De tank wordt bij acties gebruikt waarbij vuurkracht, bepantsering en beweeglijkheid op de voorgrond staan. Ze vormen de kern bij veel offensieve operaties. Bij defensieve operaties zal de tank ingezet worden als mobiele bunker of in reserve worden gehouden voor het eventueel uitvoeren van tegenacties. Men onderscheidt drie categorieën tanks; lichte tanks van 8 tot 25 ton, middelzware tanks van 25 tot 50 ton, en zware tanks met een gewicht van minimaal 50 ton. Het kanon wordt ingedeeld in klein kaliber (<75mm) en groot kaliber (>75mm). Als nevenbewapening fungeert meestal een coaxiale mitrailleur (mitrailleur die naast en evenwijdig aan het kanon is ingebouwd en de bewegingen ervan volgt) tegen licht- of ongepantserde doelen, deze kan echter ook worden gebruikt als richtmiddel voor het kanon. Verder kan een tank voorzien zijn van een mitrailleur tegen luchtdoelen, een lanceerinstallatie voor (geleide) raketten en/of rookbuslanceerbuizen ter verdediging.

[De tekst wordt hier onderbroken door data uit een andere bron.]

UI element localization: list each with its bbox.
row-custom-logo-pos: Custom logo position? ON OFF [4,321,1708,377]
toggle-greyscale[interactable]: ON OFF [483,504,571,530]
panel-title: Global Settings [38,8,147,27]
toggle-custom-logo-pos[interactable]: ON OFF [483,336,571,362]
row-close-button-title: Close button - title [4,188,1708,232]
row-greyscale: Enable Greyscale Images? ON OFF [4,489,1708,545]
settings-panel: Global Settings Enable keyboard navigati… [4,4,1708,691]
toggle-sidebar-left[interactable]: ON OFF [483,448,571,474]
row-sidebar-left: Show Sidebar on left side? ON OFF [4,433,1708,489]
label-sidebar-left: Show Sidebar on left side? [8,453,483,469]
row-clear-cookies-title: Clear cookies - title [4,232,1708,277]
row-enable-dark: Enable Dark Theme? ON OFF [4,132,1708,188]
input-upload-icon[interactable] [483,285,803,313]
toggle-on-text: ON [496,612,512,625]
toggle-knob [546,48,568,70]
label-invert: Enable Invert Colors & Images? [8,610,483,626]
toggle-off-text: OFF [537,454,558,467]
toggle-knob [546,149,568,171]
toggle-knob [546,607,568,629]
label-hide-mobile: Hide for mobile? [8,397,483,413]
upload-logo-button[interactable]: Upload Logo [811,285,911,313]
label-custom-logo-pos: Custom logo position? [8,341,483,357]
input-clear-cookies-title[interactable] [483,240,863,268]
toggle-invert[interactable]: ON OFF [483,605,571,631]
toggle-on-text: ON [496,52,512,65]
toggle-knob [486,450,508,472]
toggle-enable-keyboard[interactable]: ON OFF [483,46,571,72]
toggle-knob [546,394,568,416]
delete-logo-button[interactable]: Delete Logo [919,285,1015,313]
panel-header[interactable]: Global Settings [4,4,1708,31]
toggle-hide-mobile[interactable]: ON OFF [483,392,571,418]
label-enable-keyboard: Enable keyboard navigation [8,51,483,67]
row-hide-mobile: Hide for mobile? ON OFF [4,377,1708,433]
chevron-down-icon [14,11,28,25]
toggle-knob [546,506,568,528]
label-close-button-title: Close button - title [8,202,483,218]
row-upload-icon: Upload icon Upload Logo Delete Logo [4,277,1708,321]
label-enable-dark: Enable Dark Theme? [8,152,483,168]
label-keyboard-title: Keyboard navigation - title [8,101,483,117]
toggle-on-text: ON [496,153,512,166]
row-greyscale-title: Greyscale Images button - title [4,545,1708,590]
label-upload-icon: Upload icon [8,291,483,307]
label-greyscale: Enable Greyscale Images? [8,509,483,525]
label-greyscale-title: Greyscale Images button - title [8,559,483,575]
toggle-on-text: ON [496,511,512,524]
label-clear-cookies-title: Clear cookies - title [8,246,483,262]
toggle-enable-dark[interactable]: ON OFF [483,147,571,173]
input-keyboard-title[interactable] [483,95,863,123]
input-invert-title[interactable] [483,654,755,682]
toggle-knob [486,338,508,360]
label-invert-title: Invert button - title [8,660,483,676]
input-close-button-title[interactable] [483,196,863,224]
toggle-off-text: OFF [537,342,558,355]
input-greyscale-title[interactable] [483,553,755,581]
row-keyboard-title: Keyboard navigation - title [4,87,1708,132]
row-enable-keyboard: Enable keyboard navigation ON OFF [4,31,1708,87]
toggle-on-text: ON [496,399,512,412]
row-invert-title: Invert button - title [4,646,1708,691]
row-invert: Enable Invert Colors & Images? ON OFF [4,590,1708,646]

Het woord "tank" stamt uit het Engels; in Nederland werd tot de Tweede Wereldoorlog meestal de term vechtwagen gebruikt. Oorspronkelijk werd het woord 'tank' tijdens de Eerste Wereldoorlog gebruikt om te maskeren dat het om een nieuw (geheim) wapen ging. De arbeiders die de enorme stalen hulzen fabriceerden werd wijsgemaakt dat ze grote mobiele watertanks aan het maken waren.[bron?]

Ontstaansgeschiedenis

Een Britse Mark IV.

Om de impasse waarin de Eerste Wereldoorlog was geraakt te doorbreken, zochten alle betrokken partijen koortsachtig naar nieuwe wapens.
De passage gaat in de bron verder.